Tout commence pourtant bien, il y a deux ans, quand une poignée de passionnés de musique crée l’asso « Le sens du Poil » pour monter un festival mêlant « musique, arts plastiques et vidéo, dans la bonne humeur et au bord de la mer ». En bref, la programmation se veut exigeante artistiquement, mais l’état d’esprit convivial. Pour Farniente, les problèmes commencent avec l’équipe du nouveau maire Robert Belliot (UMP). « L’année dernière, la nouvelle municipalité a voté à contre-cœur la subvention de 8 000 euros qui était dans les cartons à son arrivée », explique l’association. « Et puis début octobre, on a reçu un courrier disant que la mairie supprimait toute aide logistique et financière. On a essayé de les contacter pendant des mois, par téléphone, mail, accusé de réception, pour avoir des explications ». Jusqu’à cet épisode un brin tendu d’une réunion publique au cours de laquelle « Le Sens du Poil » interpelle Dominique Salomon, l’adjointe à la culture (Presse-Océan du 17/01). Celle-ci a une toute autre version : « On a une baisse de budget conséquente car on n’a plus les subventions de la Carène [la communauté d’agglomérations de la région nazairienne]. Le choix a été très rapide : celui-là on n’en veut pas. S’il y en a un qu’on doit garder, c’est les Renc’Arts [le « gros » festival - de qualité - s’étirant pendant tout l’été] ». Un choix donc uniquement économique ? « J’avoue que je n’ai jamais vu le festival Farniente, mais il ne correspond peut-être pas à notre vision de la culture à Pornichet », répond l’élue.

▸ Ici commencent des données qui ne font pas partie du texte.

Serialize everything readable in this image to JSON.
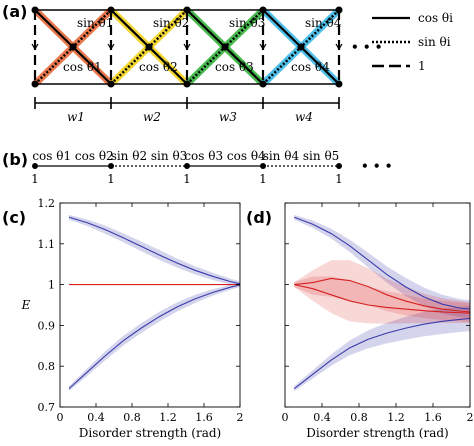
{
  "panel_labels": {
    "a": "(a)",
    "b": "(b)",
    "c": "(c)",
    "d": "(d)"
  },
  "panel_a": {
    "segments": [
      {
        "color": "#e8693a",
        "sin": "sin θ1",
        "cos": "cos θ1",
        "w": "w1"
      },
      {
        "color": "#f2d21c",
        "sin": "sin θ2",
        "cos": "cos θ2",
        "w": "w2"
      },
      {
        "color": "#35b23c",
        "sin": "sin θ3",
        "cos": "cos θ3",
        "w": "w3"
      },
      {
        "color": "#3cb7e6",
        "sin": "sin θ4",
        "cos": "cos θ4",
        "w": "w4"
      }
    ],
    "ellipsis": "• • •"
  },
  "legend": [
    {
      "style": "solid",
      "label": "cos θi"
    },
    {
      "style": "dotted",
      "label": "sin θi"
    },
    {
      "style": "dashed",
      "label": "1"
    }
  ],
  "panel_b": {
    "bond_labels": [
      "cos θ1 cos θ2",
      "sin θ2 sin θ3",
      "cos θ3 cos θ4",
      "sin θ4 sin θ5"
    ],
    "bond_styles": [
      "solid",
      "dotted",
      "solid",
      "dotted"
    ],
    "site_labels": [
      "1",
      "1",
      "1",
      "1",
      "1"
    ],
    "ellipsis": "• • •"
  },
  "chart_data": [
    {
      "type": "line",
      "panel": "(c)",
      "xlabel": "Disorder strength (rad)",
      "ylabel": "E",
      "xlim": [
        0,
        2
      ],
      "ylim": [
        0.7,
        1.2
      ],
      "xticks": [
        0,
        0.4,
        0.8,
        1.2,
        1.6,
        2
      ],
      "yticks": [
        0.7,
        0.8,
        0.9,
        1,
        1.1,
        1.2
      ],
      "x": [
        0.1,
        0.3,
        0.5,
        0.7,
        0.9,
        1.1,
        1.3,
        1.5,
        1.7,
        1.9,
        2.0
      ],
      "series": [
        {
          "color": "#3b3bab",
          "values": [
            1.165,
            1.152,
            1.135,
            1.115,
            1.094,
            1.073,
            1.053,
            1.035,
            1.02,
            1.007,
            1.002
          ],
          "band": [
            0.006,
            0.008,
            0.01,
            0.011,
            0.012,
            0.012,
            0.011,
            0.01,
            0.009,
            0.007,
            0.006
          ]
        },
        {
          "color": "#3b3bab",
          "values": [
            0.745,
            0.785,
            0.825,
            0.862,
            0.893,
            0.921,
            0.945,
            0.965,
            0.981,
            0.994,
            0.999
          ],
          "band": [
            0.006,
            0.009,
            0.011,
            0.012,
            0.012,
            0.012,
            0.011,
            0.01,
            0.008,
            0.006,
            0.005
          ]
        },
        {
          "color": "#d62020",
          "values": [
            1,
            1,
            1,
            1,
            1,
            1,
            1,
            1,
            1,
            1,
            1
          ],
          "band": [
            0,
            0,
            0,
            0,
            0,
            0,
            0,
            0,
            0,
            0,
            0
          ]
        }
      ]
    },
    {
      "type": "line",
      "panel": "(d)",
      "xlabel": "Disorder strength (rad)",
      "ylabel": "",
      "xlim": [
        0,
        2
      ],
      "ylim": [
        0.7,
        1.2
      ],
      "xticks": [
        0,
        0.4,
        0.8,
        1.2,
        1.6,
        2
      ],
      "yticks": [
        0.7,
        0.8,
        0.9,
        1,
        1.1,
        1.2
      ],
      "x": [
        0.1,
        0.3,
        0.5,
        0.7,
        0.9,
        1.1,
        1.3,
        1.5,
        1.7,
        1.9,
        2.0
      ],
      "series": [
        {
          "color": "#3b3bab",
          "values": [
            1.165,
            1.148,
            1.125,
            1.095,
            1.06,
            1.025,
            0.995,
            0.97,
            0.952,
            0.942,
            0.94
          ],
          "band": [
            0.006,
            0.009,
            0.012,
            0.015,
            0.018,
            0.02,
            0.022,
            0.023,
            0.023,
            0.022,
            0.022
          ]
        },
        {
          "color": "#3b3bab",
          "values": [
            0.745,
            0.78,
            0.815,
            0.845,
            0.866,
            0.881,
            0.893,
            0.903,
            0.91,
            0.915,
            0.917
          ],
          "band": [
            0.006,
            0.01,
            0.014,
            0.018,
            0.022,
            0.025,
            0.028,
            0.03,
            0.031,
            0.031,
            0.031
          ]
        },
        {
          "color": "#d62020",
          "values": [
            1.0,
            1.005,
            1.015,
            1.01,
            0.995,
            0.975,
            0.96,
            0.948,
            0.94,
            0.935,
            0.933
          ],
          "band": [
            0.006,
            0.03,
            0.045,
            0.05,
            0.045,
            0.04,
            0.035,
            0.03,
            0.027,
            0.025,
            0.024
          ]
        },
        {
          "color": "#d62020",
          "values": [
            1.0,
            0.99,
            0.975,
            0.96,
            0.95,
            0.944,
            0.94,
            0.936,
            0.933,
            0.931,
            0.93
          ],
          "band": [
            0.006,
            0.03,
            0.045,
            0.05,
            0.045,
            0.04,
            0.035,
            0.03,
            0.027,
            0.025,
            0.024
          ]
        }
      ]
    }
  ]
}
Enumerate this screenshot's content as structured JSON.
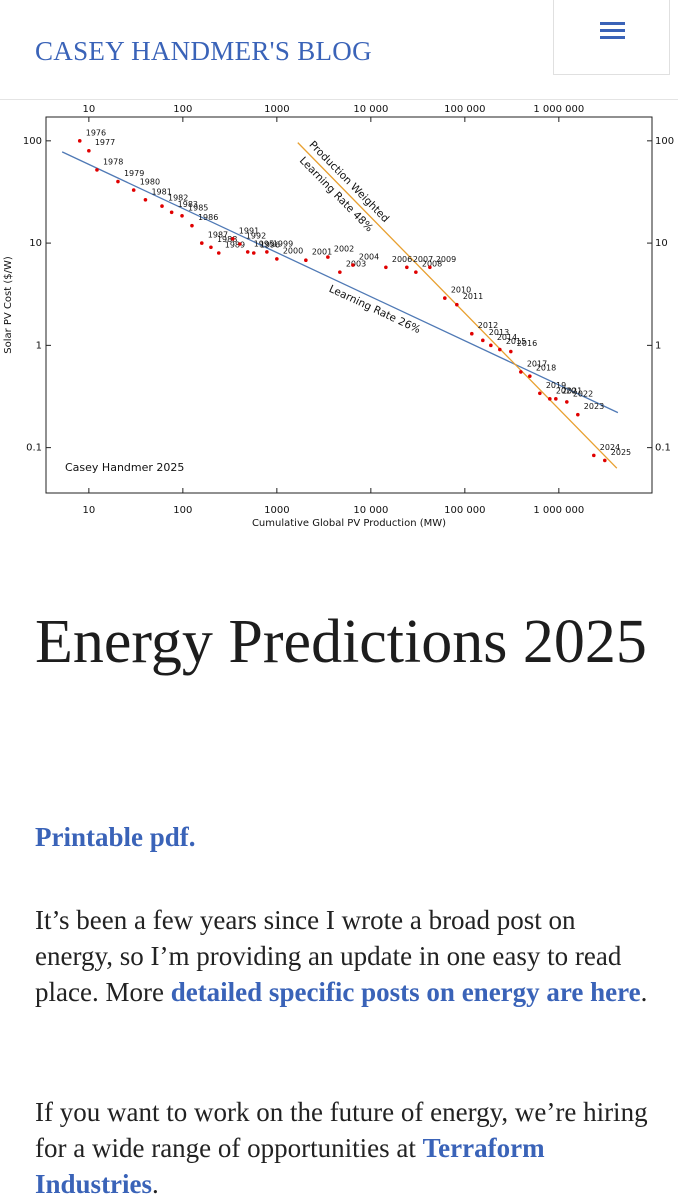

Touchée mais pas coulée, l’asso. essaie de mettre en place un autre projet : des « Apéros sonores » sur la plage, avec au programme « bidouillages, capteurs sonores et improvisations de musiciens, sans demande de subventions, juste une aide logistique ». Même fin de non-recevoir à la Culture : « La demande n’a pas été faite dans les formes. Et puis, il est hors de question de faire quelque chose sous ce nom, pour la bonne raison que la municipalité se bat contre l’alcoolisme. » Bigre ! C’est vrai qu’avec un nom pareil, on allait tout droit vers de sauvages débordements éthyliques... Alors, quoi de prévu au niveau culturel à Pornichet dans les prochains mois ? « Les demandes des habitants et des touristes, c’est : familial et de l’humour. Beaucoup d’humour ! » Avec un peu de chance, ça fera rigoler les organisateurs du Farniente Festival.